Likewise, plaintiff fails to state an equal protection claim because he has not alleged "that he was treated differently from other similarly situated individuals" or "that the defendant unequally applied a facially neutral ordinance for the purpose of discriminating against him." Leib v. Hillsborough Cty. Pub. Transp. Comm'n, 558 F.3d 1301, 1307 (11th Cir. 2009). As plaintiff acknowledges, the FOIA violation alleged in count one is "the suit's only essential cause of action." (Doc. 15, p. 4). Counts two and three of complaint, therefore, should be dismissed.

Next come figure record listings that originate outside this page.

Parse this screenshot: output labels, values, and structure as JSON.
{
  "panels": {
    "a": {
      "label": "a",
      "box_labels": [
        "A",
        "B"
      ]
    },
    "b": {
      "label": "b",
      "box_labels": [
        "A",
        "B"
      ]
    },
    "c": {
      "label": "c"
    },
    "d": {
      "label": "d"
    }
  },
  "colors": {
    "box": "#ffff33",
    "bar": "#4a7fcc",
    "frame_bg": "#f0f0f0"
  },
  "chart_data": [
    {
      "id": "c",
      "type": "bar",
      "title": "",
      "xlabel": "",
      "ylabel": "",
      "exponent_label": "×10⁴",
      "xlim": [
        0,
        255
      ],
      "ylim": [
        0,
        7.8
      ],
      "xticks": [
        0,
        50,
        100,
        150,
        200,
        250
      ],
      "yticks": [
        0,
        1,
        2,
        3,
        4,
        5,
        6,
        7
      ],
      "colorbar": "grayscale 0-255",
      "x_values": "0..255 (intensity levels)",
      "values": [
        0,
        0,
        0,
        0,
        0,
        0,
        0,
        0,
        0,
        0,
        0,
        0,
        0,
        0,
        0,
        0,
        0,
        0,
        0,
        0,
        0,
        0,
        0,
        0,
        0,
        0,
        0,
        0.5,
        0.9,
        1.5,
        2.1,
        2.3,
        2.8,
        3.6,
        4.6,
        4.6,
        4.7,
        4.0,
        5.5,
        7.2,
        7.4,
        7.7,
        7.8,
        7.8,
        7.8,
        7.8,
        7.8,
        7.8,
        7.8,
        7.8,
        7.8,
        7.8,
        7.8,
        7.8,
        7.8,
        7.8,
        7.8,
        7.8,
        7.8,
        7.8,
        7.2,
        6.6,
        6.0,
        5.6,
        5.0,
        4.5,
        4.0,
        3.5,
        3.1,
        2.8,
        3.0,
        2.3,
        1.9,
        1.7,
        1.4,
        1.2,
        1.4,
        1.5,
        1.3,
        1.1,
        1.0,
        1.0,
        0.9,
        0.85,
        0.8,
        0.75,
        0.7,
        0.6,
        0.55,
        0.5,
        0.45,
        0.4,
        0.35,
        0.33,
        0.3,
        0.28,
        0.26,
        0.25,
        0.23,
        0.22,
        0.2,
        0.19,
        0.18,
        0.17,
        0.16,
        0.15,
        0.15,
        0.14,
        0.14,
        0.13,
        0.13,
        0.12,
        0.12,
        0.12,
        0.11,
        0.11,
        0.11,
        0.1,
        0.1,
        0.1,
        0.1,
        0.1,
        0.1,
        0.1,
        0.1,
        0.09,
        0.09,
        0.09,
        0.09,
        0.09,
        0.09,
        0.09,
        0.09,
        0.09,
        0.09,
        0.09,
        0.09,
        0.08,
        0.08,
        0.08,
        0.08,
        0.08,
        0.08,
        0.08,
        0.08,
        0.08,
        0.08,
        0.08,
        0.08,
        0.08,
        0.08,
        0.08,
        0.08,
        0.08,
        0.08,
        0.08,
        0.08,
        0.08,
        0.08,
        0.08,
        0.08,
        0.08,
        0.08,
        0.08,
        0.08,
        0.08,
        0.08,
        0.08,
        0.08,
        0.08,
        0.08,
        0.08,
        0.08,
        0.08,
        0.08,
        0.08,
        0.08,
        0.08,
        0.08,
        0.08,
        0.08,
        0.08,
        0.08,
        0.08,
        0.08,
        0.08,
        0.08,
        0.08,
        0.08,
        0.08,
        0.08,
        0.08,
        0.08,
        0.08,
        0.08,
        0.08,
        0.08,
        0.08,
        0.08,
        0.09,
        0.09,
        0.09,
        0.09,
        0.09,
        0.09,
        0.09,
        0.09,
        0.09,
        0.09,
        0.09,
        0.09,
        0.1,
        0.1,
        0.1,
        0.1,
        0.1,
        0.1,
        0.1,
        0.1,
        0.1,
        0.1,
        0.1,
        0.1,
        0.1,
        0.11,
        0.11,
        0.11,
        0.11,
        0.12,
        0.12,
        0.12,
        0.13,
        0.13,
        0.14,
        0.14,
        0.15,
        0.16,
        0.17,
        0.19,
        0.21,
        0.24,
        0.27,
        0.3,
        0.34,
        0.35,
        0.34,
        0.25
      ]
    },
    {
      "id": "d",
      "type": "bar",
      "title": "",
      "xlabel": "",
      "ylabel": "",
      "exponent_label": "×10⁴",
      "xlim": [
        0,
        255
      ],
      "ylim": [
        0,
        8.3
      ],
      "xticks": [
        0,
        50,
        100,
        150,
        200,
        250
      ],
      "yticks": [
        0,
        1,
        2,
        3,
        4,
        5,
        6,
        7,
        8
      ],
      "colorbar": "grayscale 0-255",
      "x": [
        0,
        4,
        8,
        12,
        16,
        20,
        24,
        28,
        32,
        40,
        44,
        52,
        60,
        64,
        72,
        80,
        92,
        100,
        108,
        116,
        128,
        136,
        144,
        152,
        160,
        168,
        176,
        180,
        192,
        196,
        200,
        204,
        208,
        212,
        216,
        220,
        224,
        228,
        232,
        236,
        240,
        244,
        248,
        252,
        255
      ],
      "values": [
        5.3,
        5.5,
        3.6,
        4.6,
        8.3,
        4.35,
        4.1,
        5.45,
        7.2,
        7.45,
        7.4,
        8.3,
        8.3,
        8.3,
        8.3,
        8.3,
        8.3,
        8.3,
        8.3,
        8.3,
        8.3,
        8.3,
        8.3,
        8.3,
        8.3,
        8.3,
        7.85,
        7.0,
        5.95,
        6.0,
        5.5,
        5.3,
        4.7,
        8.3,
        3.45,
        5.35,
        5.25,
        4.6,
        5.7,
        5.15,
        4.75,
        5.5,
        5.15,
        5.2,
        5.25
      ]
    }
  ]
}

Accordingly, it is respectfully RECOMMENDED:
1. That defendant's Motion to Dismiss and/or Motion for More Definite Statement as to Counts Two and Three (doc. 12) be GRANTED, and counts two and three of the complaint be DISMISSED WITH PREJUDICE.
2. That this case be referred to the undersigned for further proceedings on count one of the complaint.
At Pensacola, Florida, this 6th day of November, 2018.
/s/ _________
CHARLES J. KAHN, JR.
UNITED STATES MAGISTRATE JUDGE
NOTICE TO THE PARTIES
Objections to these proposed findings and recommendations may be filed within 14 days after being served a copy thereof. Any different deadline that may appear on the electronic docket is for the court's internal use only and does not control. A copy of objections shall be served upon the Magistrate Judge and all other parties. A party failing to object to a Magistrate Judge's findings or recommendations contained in a report and recommendation in accordance with the provisions of 28 U.S.C. § 636(b)(1) waives the right to challenge on appeal the district court's order based on unobjected-to factual and legal conclusions. See 11th Cir. R. 3-1; 28 U.S.C. § 636.